On $L^2$ estimates for quadratic images of product Frostman measures

TL;DR

This paper establishes new $L^2$ estimates for quadratic images of Frostman measures, linking harmonic analysis with incidence geometry, and demonstrates the necessity of certain measure conditions for these bounds.

Contribution

It introduces a novel incidence estimate for bi-Lipschitz images of separated sets, enabling improved $L^2$ bounds for quadratic images of Frostman measures.

Findings

Proves $L^2$ energy estimates for quadratic images of Frostman measures.

Develops a new incidence bound for bi-Lipschitz images of separated sets.

Shows bounded support and Frostman conditions are essential for the estimates.

Abstract

Let $f\in\mathbb R[x,y,z]$ be a fixed non-degenerate quadratic polynomial.

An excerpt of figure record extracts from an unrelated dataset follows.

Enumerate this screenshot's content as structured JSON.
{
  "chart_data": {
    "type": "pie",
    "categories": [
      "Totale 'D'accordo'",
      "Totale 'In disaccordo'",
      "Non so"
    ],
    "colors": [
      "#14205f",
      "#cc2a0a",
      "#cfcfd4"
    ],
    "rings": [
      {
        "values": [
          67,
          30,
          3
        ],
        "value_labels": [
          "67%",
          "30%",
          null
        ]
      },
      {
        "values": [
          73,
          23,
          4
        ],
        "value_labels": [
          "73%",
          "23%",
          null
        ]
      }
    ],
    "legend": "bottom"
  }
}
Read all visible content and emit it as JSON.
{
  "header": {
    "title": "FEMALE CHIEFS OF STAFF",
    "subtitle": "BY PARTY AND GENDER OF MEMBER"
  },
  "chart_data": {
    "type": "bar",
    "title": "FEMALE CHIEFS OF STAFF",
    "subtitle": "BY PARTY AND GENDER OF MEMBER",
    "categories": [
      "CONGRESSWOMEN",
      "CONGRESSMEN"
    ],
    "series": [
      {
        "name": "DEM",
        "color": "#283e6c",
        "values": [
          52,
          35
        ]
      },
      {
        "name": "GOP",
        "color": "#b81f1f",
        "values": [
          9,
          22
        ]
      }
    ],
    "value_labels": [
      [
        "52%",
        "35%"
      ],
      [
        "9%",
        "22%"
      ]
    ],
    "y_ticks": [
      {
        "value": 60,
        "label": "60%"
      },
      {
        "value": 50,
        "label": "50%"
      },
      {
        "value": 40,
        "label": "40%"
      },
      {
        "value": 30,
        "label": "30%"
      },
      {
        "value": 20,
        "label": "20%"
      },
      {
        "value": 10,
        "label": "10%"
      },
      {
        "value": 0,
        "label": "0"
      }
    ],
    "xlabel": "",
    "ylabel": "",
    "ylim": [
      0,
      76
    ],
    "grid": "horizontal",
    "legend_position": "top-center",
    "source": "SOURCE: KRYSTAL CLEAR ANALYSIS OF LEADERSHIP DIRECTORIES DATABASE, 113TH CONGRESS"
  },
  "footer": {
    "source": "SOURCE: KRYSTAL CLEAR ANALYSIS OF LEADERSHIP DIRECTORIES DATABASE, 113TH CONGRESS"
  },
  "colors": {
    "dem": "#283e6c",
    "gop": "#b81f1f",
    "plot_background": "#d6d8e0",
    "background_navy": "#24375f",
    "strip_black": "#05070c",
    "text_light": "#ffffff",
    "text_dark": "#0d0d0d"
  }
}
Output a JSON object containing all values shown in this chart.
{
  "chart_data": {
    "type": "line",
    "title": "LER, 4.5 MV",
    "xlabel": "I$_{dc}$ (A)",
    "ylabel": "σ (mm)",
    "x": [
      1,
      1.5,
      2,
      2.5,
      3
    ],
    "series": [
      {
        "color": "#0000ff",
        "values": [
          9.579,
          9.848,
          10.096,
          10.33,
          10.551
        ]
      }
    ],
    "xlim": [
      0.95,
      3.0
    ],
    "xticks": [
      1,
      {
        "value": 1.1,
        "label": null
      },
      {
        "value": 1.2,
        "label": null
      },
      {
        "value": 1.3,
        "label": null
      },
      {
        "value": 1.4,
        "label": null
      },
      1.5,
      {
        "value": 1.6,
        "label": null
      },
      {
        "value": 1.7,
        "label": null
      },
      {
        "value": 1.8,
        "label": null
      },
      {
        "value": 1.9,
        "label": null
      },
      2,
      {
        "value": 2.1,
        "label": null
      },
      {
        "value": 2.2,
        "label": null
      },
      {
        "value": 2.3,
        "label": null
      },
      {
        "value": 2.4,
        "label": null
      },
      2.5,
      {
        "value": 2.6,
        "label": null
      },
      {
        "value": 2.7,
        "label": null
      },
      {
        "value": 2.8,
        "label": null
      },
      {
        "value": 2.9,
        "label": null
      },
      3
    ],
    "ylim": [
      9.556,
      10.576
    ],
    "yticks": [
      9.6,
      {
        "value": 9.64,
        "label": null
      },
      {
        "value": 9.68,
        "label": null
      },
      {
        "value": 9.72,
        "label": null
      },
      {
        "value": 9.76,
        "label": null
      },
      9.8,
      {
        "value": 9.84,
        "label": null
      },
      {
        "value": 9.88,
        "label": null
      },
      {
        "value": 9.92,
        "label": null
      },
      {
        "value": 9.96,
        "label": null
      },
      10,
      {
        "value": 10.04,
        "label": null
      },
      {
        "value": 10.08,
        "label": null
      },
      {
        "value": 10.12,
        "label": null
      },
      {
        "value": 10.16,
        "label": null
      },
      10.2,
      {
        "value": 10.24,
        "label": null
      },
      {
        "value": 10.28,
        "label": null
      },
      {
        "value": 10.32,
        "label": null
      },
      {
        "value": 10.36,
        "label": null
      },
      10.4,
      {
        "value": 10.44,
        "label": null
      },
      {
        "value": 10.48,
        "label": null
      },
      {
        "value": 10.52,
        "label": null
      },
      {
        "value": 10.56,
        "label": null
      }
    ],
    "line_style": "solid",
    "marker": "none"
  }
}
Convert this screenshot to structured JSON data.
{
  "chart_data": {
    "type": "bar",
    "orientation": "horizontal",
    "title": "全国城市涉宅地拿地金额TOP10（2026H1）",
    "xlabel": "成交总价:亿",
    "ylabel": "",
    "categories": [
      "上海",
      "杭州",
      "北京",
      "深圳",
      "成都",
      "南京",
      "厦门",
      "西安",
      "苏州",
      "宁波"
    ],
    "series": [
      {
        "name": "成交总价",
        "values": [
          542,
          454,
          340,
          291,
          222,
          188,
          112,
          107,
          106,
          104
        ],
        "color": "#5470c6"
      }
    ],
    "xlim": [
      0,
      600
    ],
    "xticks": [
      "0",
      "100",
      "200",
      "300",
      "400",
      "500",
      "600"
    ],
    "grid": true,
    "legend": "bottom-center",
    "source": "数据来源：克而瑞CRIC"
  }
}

Given an $\alpha$-Frostman probability measure $\mu$ supported on $[0,1]$ with $\alpha\in(0,1)$, consider the pushforward measure $\nu=f_{\#}(\mu\times\mu\times\mu)$ on $\mathbb R$. We prove the following $L^2$ energy estimate: for a fixed nonnegative Schwartz function $\varphi$ with $\int\varphi=1$ and $\varphi_\delta(t)=\delta^{-1}\varphi(t/\delta)$, there exist $\epsilon>0$ and $\delta_{0}>0$ (depending only on $\alpha$ and the coefficients of $f$) such that \[ \int_{\mathbb R}(\varphi_\delta*\nu(t))^{2}\,dt \ \lesssim\ \delta^{\alpha+\epsilon-1} \qquad \text{for all } \delta\in(0,\delta_{0}]. \] The proof expands the $L^2$ energy into a weighted six-fold coincidence integral and reduces the main contribution to a planar incidence problem after a controlled change of variables. The key new input is an incidence estimate for point sets that arise as bi-Lipschitz images of a Cartesian product $M\times M$ of a $\delta$-separated and non-concentrated set $M$, yielding a power saving beyond what is available from separation and non-concentration alone. We also give examples showing that bounded support and Frostman-type hypotheses are necessary for such $L^{2}$ control.